After a long chase, Hippocampus finally pinned Vidya Mani to do an interview with us. Enjoy her witty responses and expert advice.
When was the first time you, as an adult, discovered a love for children’s literature?
I used to work for a review magazine many years ago. The magazine reviewed books for adults and children and I found myself pretty interested in the reviews of children’s books. I think that sparked off an interest in children’s literature. Subsequently, three of us friends got together and started off a children’s magazine called Chatterbox and life became children’s literature. Now, fifteen years later, I still love it and cannot live without it.
You edit, write, plan events with Bookalore, run a travelling bookshop and also conduct workshops for children. How did this evolution of Vidya Mani happen? Which do you enjoy doing most and why?
Oh gosh, people usually ask these evolution type questions when something is on the verge of or has become extinct! That said, most of the things I do are all linked to children’s books, be it writing them, editing them, doing events around them, selling them and managing a site that reviews them. As you can see, that’s a complete circle, isn’t it?
I absolutely enjoy working with new ideas, so writing and editing would top my list, but I think I really like juggling many hats, so I’m happy being a writer-editor-bookclubber-bookshopper and everything else in between!

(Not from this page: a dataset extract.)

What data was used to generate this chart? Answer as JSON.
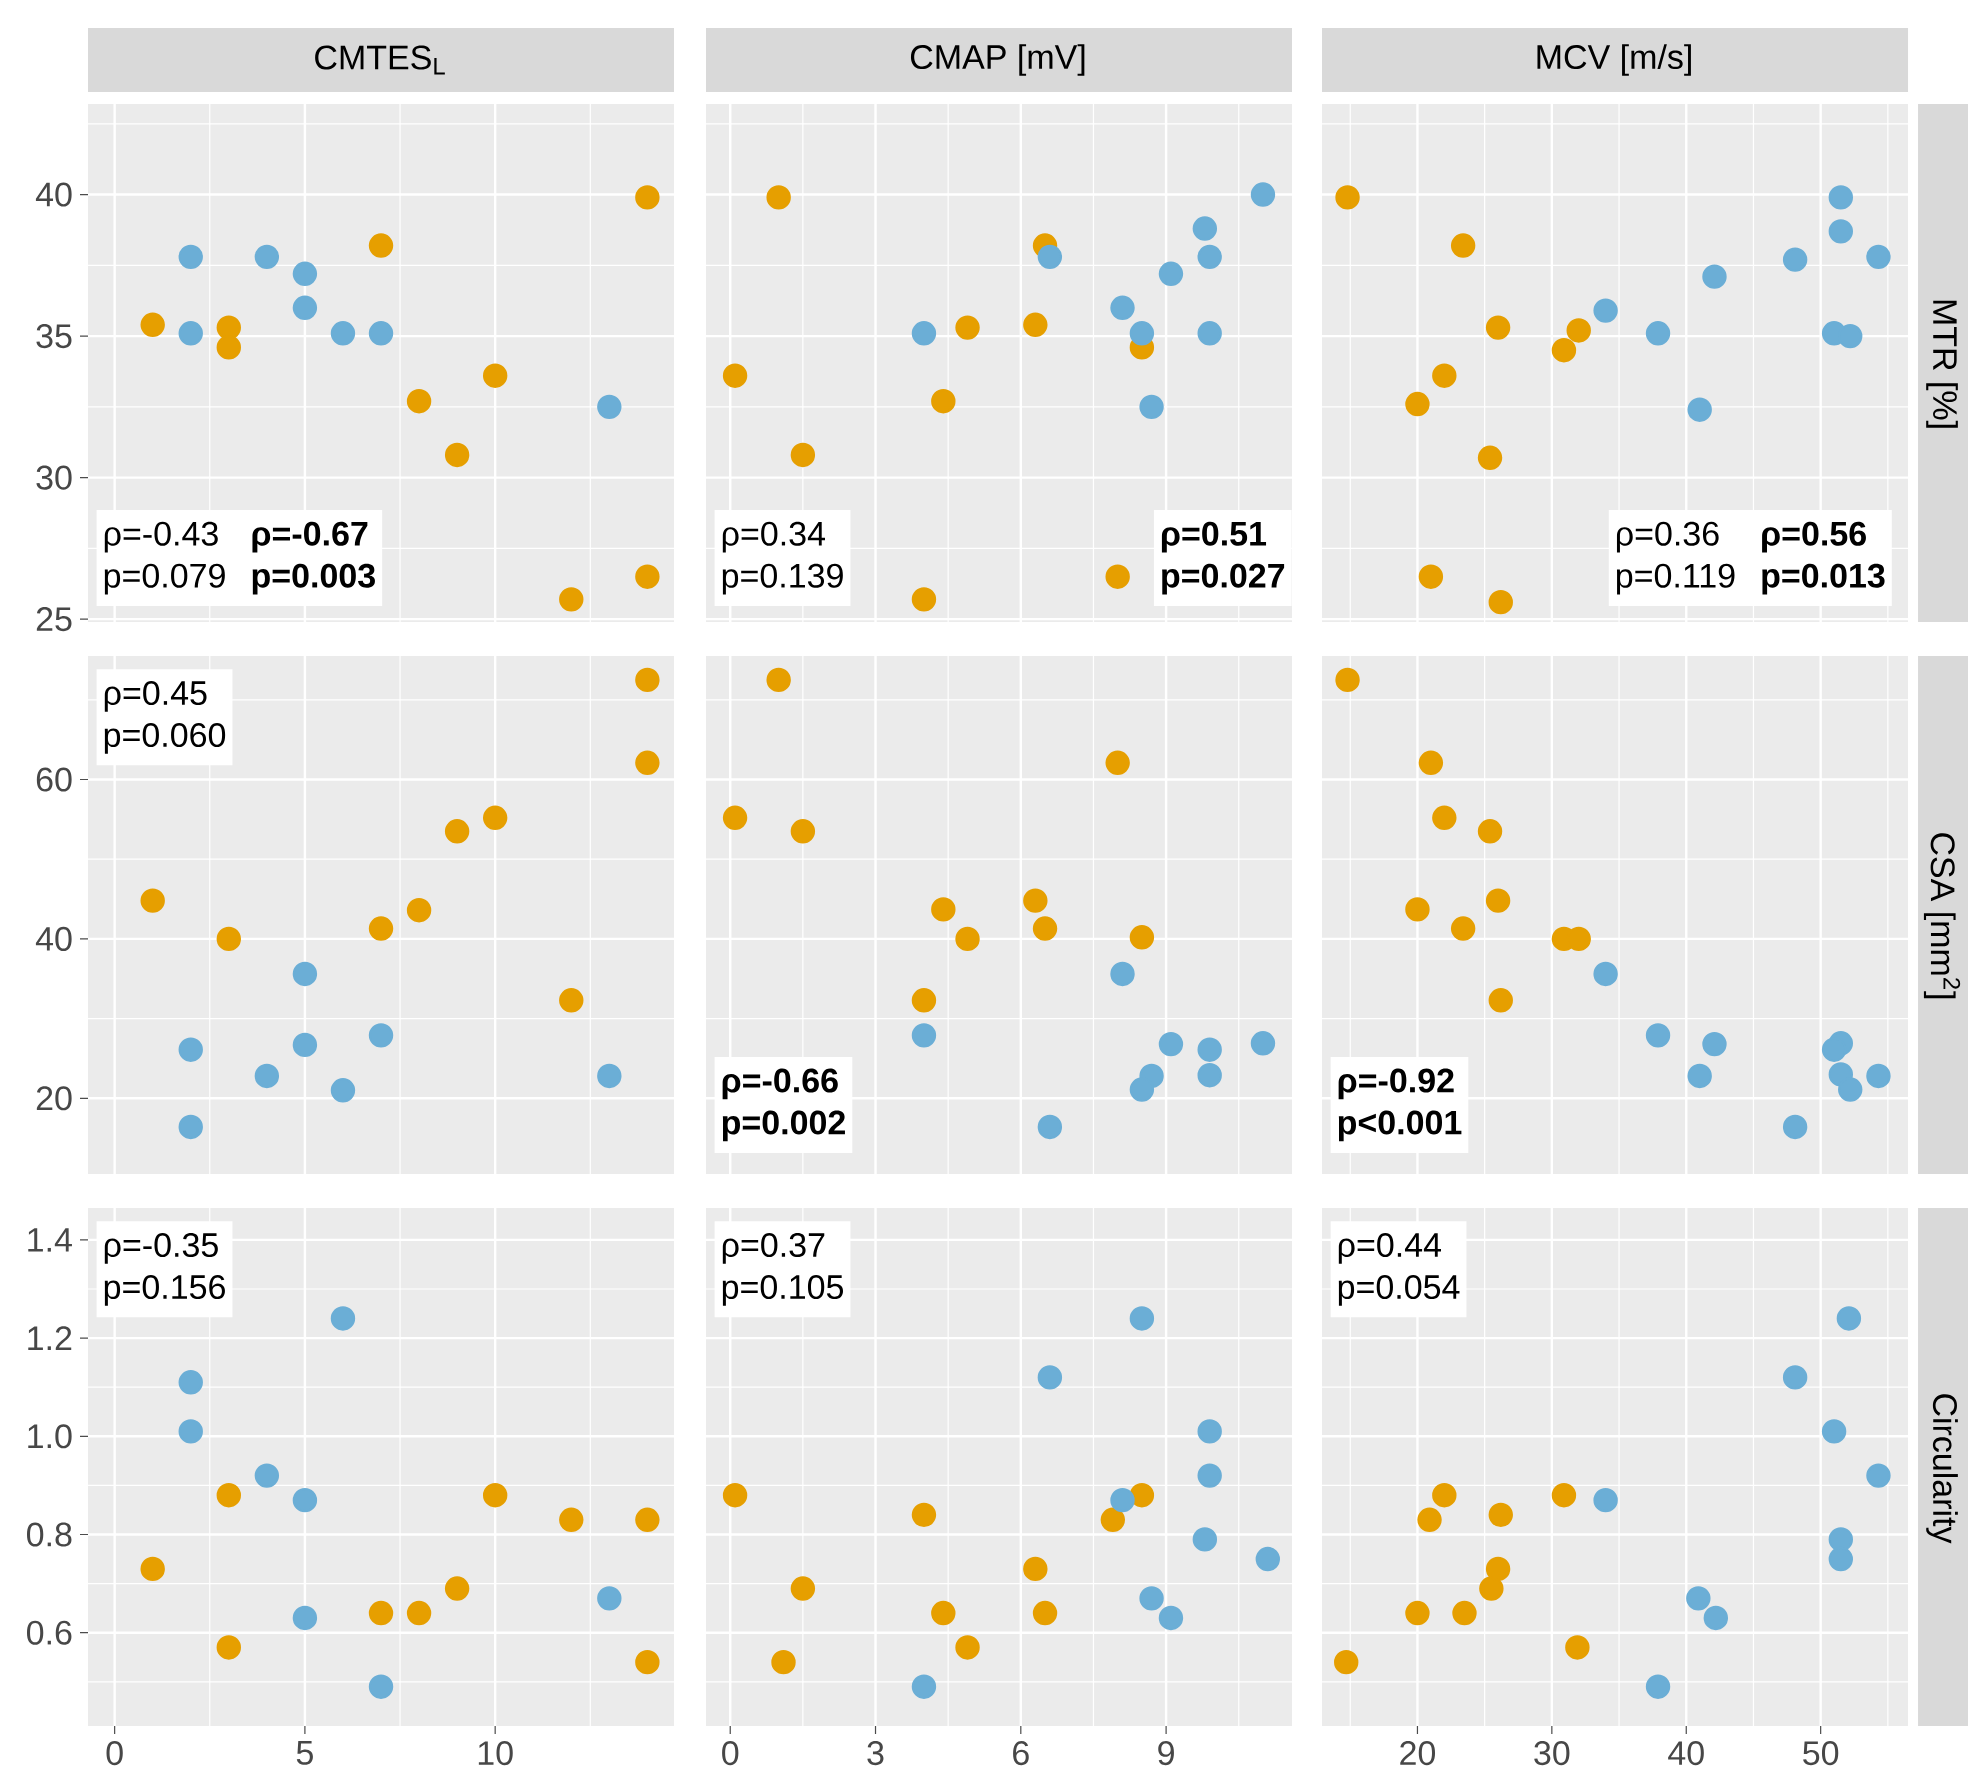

Do you remember the first person who read a book to you? Would you like to tell us a little about that experience?
Mum’s the word! I can’t remember that experience specifically because I must have been a baby, but I know my mum filled every room in our house with books. My parents read to me, told me stories, took me to libraries and bookshops, so books were never out of reach. That’s all it usually takes to become a reader for life.
Tell us about a book that you enjoyed as a child and that you revisit even today.
The Just William books by Richmal Crompton were and are absolute favourites. I read them voraciously as a child and find myself reading them as pleasurably again with my nephews now. I grew up in Calcutta, so had I heard the entertaining story of Goopy Gyne Bagha Byne and also seen the movie. That’s a children’s book I enjoyed reading very much recently.
What are three effective ways in which schools can promote reading for joy?
– By allowing children to read for fun
– By introducing children to every kind of book that can be read for fun
– By just letting children be around books for fun
Which 5 books -according to you – should every school library own?
Annual Haircut Day by Noni (Pratham)
Tiger on a Tree by Anushka Ravishankar (Tara)
The Why-Why Girl by Mahashweta Devi (Tulika)
Tigers for Dinner by Ruskin Bond (Red Turtle)
Survival Tips for Lunatics by Shandana Minhas (Hachette)
If you could become any book character for a day, who would you choose to be?
Moyna from The Why-Why Girl – but don’t ask me why!
Vidya Mani is a children’s writer and editor, who wears many hats. She runs a content and design studio called Melting Pot that creates children’s books and magazines for publishers and NGOs. She is one of the founder-members of Bookalore, a Bangalore-based children’s book club. She along with a friend runs a travelling bookshop called Funky Rainbow that stocks and sells a curated collection of Indian children’s books at events. She is also the managing editor of the children’s book review site, Goodbooks.